Though in the past the US has insisted that Iraq would become a liberal, democratic model for the Arab world, the US ambassador has been a pragmatist in similar negotiations in the past. While serving as ambassador to Afghanistan, the country of his birth, Khalilzad helped write a constitution that carved out a major role for Islam in that country's laws.

"We are not getting any impression that they are with this side or with that. We feel they are trying to help our side as much as the other side," says Iyad al-Sammarai, spokesman for the Iraqi Islamic Party, a Sunni political group whose leaders have been arrested by American forces in the past. "I'm sure [the US] has a feeling that if a constitution is approved only by the Shiites and Kurds, they will not get what they want. What they want is stability."

Still, Mr. Sammarai says it's unclear how much US pressure can bring in this process, or if the desire for fast results will lead the US to sign off on a constitution without Sunni backing. Iraq's interim parliament is at least nominally sovereign, though reliant on the protection of 130,000 American troops.

"They're being helpful, but I can't tell if this is all they can do, or if they can do more,'' he says. "I feel Mr. Bush will say we're going ahead and meeting deadlines, so that's progress."

Part of the problem in finding a consensus that could satisfy the Sunnis is the violence among a segment of their own population. Sunni voters before last years election were intimidated away from the polls by insurgents, and the US military say there are growing attacks on efforts to register voters in Sunni areas now.

While Sunni leaders have said that if a constitution is pushed through, they'll mobilize Sunni voters to reject it, that may be easier said then done. If two-thirds of the voters in any three provinces reject the constitution in a referendum scheduled for October, it will be scrapped, and Sunnis are dominant in four provinces.

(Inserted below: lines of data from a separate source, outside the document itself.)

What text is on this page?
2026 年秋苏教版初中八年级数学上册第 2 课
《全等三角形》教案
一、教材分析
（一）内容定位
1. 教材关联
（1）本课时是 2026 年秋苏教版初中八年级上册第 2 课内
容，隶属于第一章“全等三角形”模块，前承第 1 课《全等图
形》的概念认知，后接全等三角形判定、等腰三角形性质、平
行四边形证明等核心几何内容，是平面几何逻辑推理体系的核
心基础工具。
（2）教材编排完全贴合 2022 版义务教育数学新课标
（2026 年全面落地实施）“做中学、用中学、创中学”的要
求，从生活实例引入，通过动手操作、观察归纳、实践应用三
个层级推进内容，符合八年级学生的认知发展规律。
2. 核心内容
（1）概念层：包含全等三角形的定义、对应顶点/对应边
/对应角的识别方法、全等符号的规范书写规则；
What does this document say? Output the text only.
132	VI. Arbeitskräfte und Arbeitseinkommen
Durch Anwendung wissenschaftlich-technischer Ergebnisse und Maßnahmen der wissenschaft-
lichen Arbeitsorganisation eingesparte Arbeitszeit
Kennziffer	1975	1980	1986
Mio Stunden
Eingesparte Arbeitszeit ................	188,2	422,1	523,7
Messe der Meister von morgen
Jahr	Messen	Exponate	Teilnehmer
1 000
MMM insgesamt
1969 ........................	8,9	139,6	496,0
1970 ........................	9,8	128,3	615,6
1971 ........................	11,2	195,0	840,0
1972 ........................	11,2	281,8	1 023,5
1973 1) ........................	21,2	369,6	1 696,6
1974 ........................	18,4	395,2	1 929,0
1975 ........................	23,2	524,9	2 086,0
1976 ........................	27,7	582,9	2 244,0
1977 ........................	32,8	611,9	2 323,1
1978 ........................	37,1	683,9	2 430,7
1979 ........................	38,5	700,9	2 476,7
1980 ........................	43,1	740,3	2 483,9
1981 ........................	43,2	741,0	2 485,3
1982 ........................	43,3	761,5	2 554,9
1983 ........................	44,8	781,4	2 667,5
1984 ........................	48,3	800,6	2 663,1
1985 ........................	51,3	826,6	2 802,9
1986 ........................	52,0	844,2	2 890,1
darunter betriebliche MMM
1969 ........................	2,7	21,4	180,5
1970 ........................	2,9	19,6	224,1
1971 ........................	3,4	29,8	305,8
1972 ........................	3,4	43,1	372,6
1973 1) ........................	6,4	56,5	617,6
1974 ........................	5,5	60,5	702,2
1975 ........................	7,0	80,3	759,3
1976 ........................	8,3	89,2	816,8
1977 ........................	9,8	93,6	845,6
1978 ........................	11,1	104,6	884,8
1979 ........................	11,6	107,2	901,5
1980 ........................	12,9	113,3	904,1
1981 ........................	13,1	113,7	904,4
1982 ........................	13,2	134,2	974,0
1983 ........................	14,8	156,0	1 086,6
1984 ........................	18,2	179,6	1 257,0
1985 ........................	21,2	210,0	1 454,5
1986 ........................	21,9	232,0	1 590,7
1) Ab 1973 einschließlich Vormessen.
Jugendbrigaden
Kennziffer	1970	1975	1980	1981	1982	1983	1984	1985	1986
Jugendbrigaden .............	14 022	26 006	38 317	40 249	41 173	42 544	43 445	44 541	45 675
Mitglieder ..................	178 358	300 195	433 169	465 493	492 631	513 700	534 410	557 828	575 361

But if the resistance prevents Sunnis from going to the polls at all, they won't be able to vote down an unsatisfactory constitution.

"We'll appeal to the resistance to let our people vote,'' says Shakr al-Falluji, a Sunni on the drafting committee. "Hopefully they'll listen."

White, now an adjunct scholar at the Middle East institute in Washington, says that's a tough proposition.

"It will be very difficult for Sunni Arab negotiators to accept even some of the compromise language currently on the table because agreeing to anything less than something close to their original demands makes them even more likely to be targeted by insurgents for assassination,'' he says. "The most vicious Sunni Arab insurgents are threatening Sunni Arabs who want to register to vote in the October referendum, making it harder for Sunni Arabs to employ the one political weapon they have left."